En ce qui a trait aux télécommunications, le Conseil poursuit son plan d'action qui vise à réviser les mesures de réglementation pour s'assurer que de telles mesures soient mises en ouvre dans le respect des Instructions2.
La tarification des services de télécommunication filaires au Canada se compare toujours avantageusement à celle d'autres pays. Les consommateurs qui utilisent peu le service sans fil bénéficient de tarifs inférieurs à ceux des États-Unis, mais généralement supérieurs à ceux d'autres pays étudiés. Dans le cas d'une utilisation moyenne ou élevée, les tarifs canadiens se situent dans la moyenne de ceux du groupe de pays étudiés. Par ailleurs, le Canada se compare avantageusement aux autres pays étudiés en cas de faible utilisation de l'Internet à large bande, et il propose un prix médian de référence pour les forfaits visant une utilisation moyenne ou importante.
Le Canada affiche la plus forte proportion de foyers connectés à la large bande parmi les pays du G7. En Europe, la façon usuelle d'acheminer la large bande est d'appliquer la technologie de la ligne d'abonné numérique (LAN) à une ligne téléphonique fixe. Au Canada, les consommateurs ont presque toujours le choix entre le câble et la LAN.

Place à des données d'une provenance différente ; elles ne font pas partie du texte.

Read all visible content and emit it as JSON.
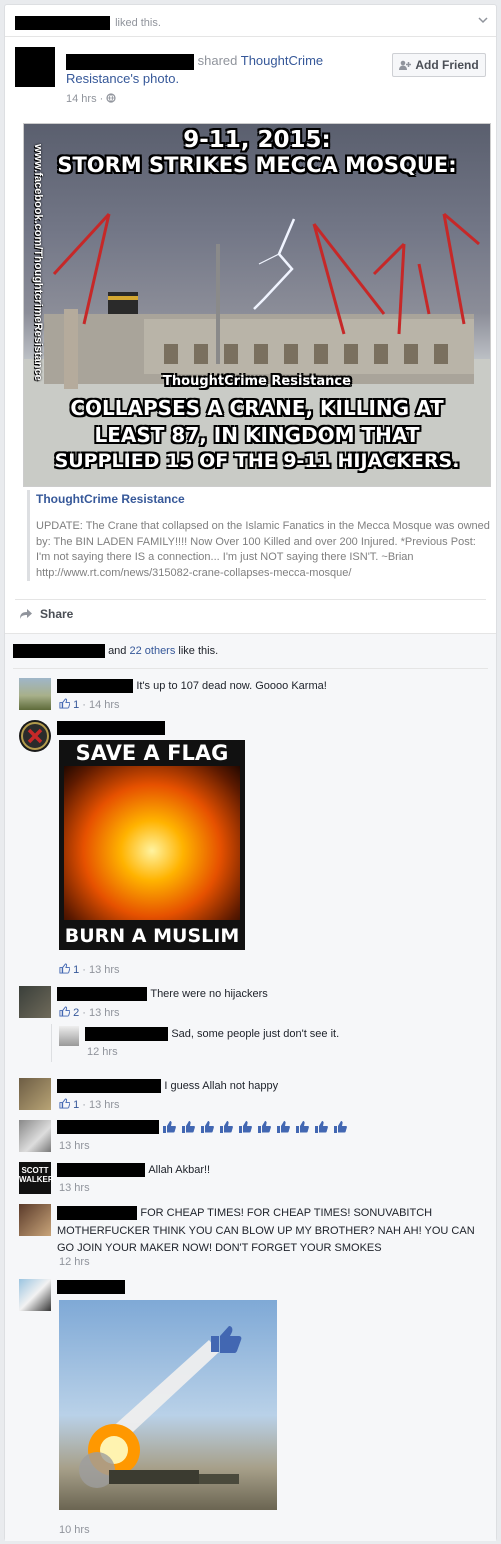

Les données compilées pour ce rapport viennent de plusieurs sources. La majorité d'entre elles ont été compilées à partir des formulaires de collecte de données du Conseil. Les données de radiodiffusion concernaient généralement sur une période de douze mois se terminant le 31 août tandis que les données de télécommunication concernaient une période de douze mois s'achevant le 31 décembre. Les données financières de l'industrie de la radiodiffusion ne reflètent pas le ralentissement économique qui a pris naissance au troisième trimestre de 2008.
Le Conseil travaille en association avec d'autres ministères et agences gouvernementales fédérales, dont Statistique Canada et Industrie Canada, pour alléger les obligations de rapport de l'industrie. Les données réunies à des fins de surveillance sont aussi utilisées par Statistique Canada pour son Système des comptes économiques nationaux. D'autres questions ont aussi été ajoutées pour répondre aux besoins précis de Statistique Canada.

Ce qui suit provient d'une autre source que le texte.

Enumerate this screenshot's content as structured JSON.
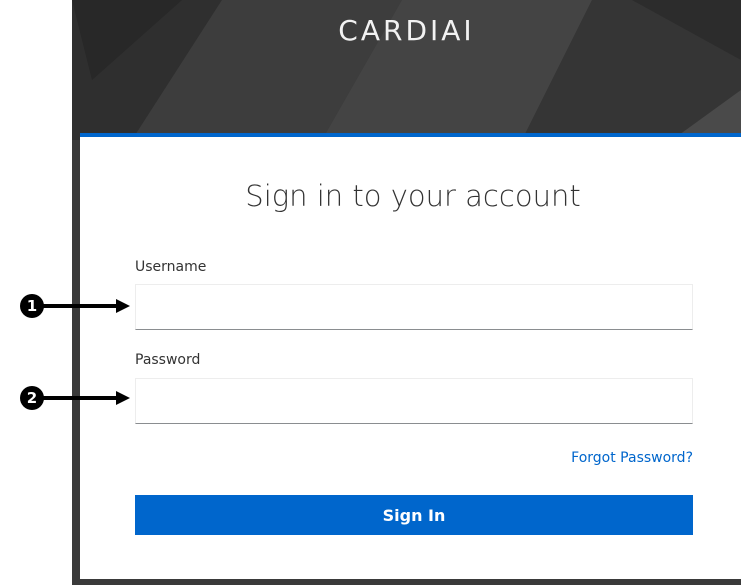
{
  "header": {
    "brand": "CARDIAI"
  },
  "login": {
    "title": "Sign in to your account",
    "username_label": "Username",
    "username_value": "",
    "password_label": "Password",
    "password_value": "",
    "forgot_password": "Forgot Password?",
    "sign_in_label": "Sign In"
  },
  "callouts": [
    {
      "number": "1",
      "target": "username-input"
    },
    {
      "number": "2",
      "target": "password-input"
    }
  ],
  "colors": {
    "accent": "#0066cc",
    "header_bg": "#3a3a3a",
    "title_text": "#333333"
  }
}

En 2009, le Conseil a collaboré avec Industrie Canada non seulement pour réduire les obligations de rapport de l'industrie mais aussi en vue d'établir la disponibilité des services d'accès à l'Internet à large bande. Les données combinées aideront Industrie Canada à administrer le projet de mise en ouvre de la large bande de 225 millions de dollars qui fait partie du plan de stimulation économique du gouvernement fédéral.

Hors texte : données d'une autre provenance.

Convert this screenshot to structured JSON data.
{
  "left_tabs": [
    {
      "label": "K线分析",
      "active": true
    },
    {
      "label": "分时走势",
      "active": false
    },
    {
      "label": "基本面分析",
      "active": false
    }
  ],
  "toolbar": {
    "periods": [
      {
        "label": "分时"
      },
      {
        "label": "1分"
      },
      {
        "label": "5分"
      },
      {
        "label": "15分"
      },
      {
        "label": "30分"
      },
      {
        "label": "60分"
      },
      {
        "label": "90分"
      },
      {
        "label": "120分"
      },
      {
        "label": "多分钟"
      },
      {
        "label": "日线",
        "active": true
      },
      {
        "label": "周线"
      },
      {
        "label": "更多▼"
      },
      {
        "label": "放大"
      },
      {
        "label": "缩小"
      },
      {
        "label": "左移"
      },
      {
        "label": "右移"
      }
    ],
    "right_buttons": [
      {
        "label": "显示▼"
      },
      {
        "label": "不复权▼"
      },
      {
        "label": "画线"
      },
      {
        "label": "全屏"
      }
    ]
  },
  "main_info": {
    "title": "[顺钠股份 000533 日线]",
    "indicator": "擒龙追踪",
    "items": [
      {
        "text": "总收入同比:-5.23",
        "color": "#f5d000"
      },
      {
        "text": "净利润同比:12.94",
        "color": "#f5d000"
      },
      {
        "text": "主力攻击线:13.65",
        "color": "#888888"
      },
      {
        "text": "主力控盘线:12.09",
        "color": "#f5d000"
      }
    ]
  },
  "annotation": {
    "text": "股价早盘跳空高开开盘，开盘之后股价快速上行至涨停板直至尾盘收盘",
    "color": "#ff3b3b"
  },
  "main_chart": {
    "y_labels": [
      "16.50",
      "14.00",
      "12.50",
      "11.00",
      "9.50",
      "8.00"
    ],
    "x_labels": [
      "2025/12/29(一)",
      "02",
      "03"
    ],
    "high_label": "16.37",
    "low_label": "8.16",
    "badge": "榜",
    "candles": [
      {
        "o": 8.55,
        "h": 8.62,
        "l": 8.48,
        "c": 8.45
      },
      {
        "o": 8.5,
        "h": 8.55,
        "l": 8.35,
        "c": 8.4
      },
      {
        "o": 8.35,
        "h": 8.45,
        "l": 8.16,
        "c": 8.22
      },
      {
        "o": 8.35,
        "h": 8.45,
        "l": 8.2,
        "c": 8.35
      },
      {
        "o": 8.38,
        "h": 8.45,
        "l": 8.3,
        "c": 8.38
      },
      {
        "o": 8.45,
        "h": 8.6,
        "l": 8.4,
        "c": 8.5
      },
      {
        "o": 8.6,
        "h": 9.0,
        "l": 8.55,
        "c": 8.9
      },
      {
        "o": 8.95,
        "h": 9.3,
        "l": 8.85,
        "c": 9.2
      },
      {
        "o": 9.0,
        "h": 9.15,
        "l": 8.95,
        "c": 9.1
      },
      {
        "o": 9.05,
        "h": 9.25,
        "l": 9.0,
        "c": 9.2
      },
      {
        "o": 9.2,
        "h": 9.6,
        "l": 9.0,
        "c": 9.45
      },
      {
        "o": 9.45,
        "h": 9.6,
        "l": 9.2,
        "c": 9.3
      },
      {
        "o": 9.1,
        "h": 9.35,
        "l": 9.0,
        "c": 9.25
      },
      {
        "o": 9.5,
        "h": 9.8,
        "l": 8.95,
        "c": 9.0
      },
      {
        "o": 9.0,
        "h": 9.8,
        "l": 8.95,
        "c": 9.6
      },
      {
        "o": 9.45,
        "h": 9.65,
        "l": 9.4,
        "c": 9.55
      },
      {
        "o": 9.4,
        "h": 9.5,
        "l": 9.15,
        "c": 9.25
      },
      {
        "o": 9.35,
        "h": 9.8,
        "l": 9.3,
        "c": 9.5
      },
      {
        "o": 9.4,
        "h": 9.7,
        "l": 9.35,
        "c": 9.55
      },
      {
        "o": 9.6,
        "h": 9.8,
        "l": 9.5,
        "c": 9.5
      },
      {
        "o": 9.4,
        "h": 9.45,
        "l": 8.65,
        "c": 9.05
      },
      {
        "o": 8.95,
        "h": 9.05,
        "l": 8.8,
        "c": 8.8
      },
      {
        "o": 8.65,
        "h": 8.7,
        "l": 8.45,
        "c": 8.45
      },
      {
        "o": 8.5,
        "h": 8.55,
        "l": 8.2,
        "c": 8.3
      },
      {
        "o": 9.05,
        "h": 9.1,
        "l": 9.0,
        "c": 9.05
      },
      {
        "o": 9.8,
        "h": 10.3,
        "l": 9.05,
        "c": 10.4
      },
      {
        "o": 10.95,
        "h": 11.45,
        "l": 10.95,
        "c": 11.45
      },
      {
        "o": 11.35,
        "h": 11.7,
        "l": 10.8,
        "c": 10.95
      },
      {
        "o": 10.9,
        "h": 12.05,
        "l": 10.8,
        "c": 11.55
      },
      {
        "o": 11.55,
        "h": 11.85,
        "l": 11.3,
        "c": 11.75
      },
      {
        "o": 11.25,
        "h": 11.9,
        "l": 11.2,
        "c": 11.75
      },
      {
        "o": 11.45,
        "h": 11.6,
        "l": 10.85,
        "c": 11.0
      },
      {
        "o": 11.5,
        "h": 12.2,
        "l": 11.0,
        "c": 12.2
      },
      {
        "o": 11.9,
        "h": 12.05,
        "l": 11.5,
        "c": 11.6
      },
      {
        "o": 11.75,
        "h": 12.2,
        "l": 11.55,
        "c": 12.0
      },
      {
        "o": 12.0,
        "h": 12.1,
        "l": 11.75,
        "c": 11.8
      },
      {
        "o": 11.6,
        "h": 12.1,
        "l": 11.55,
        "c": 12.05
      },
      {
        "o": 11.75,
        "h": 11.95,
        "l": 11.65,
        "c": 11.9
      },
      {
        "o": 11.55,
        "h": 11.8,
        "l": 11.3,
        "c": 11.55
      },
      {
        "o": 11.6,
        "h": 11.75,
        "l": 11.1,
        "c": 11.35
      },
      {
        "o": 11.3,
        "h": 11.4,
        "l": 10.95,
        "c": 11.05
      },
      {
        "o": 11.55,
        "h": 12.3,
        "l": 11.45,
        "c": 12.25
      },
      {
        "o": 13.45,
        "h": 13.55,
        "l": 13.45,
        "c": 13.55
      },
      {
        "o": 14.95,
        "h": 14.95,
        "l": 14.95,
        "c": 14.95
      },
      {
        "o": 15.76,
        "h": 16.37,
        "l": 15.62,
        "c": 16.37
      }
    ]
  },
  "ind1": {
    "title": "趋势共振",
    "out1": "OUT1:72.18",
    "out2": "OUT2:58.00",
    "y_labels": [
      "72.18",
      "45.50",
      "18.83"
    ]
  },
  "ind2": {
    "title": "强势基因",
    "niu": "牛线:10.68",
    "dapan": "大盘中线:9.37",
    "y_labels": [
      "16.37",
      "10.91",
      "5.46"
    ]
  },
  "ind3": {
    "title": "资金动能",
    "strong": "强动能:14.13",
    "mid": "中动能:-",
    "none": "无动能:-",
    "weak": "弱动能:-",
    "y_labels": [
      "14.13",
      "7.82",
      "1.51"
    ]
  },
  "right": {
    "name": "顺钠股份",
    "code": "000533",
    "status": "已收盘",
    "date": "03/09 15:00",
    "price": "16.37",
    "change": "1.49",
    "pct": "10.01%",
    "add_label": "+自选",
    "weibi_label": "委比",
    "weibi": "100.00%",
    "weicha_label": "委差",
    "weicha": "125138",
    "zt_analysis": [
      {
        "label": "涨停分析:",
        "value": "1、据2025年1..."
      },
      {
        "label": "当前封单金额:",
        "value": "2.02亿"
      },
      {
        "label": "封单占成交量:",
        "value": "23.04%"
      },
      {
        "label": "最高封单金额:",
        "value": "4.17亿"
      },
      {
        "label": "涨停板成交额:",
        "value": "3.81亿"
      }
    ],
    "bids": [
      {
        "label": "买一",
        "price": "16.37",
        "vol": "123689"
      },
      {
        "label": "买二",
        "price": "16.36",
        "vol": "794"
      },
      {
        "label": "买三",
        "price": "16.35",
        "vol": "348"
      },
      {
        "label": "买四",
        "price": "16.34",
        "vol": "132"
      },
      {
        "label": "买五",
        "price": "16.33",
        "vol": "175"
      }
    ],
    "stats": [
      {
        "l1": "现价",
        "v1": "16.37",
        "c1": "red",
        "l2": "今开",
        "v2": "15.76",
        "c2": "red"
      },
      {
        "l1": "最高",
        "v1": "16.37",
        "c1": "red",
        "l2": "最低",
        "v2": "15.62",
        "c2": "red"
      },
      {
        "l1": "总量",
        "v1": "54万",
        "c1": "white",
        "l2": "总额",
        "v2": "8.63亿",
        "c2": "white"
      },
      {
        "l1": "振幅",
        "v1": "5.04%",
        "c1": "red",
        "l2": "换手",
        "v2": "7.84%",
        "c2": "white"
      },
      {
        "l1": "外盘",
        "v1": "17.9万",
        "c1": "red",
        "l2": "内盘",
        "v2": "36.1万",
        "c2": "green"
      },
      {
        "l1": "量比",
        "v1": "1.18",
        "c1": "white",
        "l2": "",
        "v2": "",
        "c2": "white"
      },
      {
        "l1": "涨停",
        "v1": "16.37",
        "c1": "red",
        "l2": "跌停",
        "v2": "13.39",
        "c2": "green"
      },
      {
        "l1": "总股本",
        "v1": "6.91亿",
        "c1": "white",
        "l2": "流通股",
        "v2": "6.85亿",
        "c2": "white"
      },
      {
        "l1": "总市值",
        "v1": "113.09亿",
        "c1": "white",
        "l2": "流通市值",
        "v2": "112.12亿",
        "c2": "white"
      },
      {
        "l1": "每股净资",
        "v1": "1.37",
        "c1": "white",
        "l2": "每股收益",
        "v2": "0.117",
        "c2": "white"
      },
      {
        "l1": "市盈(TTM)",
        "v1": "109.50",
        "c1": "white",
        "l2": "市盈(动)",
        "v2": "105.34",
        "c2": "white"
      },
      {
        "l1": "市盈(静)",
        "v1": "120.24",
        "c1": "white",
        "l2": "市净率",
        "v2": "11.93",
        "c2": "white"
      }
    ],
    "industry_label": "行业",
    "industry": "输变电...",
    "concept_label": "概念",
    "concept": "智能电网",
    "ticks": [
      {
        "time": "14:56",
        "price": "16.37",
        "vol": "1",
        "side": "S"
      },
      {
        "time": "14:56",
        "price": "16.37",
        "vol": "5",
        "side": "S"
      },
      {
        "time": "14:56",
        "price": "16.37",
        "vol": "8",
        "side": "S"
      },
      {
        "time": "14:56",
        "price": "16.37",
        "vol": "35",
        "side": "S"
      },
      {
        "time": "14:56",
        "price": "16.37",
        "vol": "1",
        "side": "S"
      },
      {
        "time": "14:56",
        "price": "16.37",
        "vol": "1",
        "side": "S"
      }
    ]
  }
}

Les formulaires de collecte de données sont révisés tous les ans pour s'assurer qu'ils ne recueillent que les données pertinentes. La quantité de données exigées de l'industrie a été réduite pour cette période de compilation. Les petites entreprises, celles dont les revenus sont généralement inférieurs à 10 millions de dollars, ont fourni moitié moins de données qu'à l'habitude (50 % de moins) tandis que les grandes entreprises, celles qui affichent des revenus supérieurs à 100 millions de dollars, ont fourni 10 % de moins de données.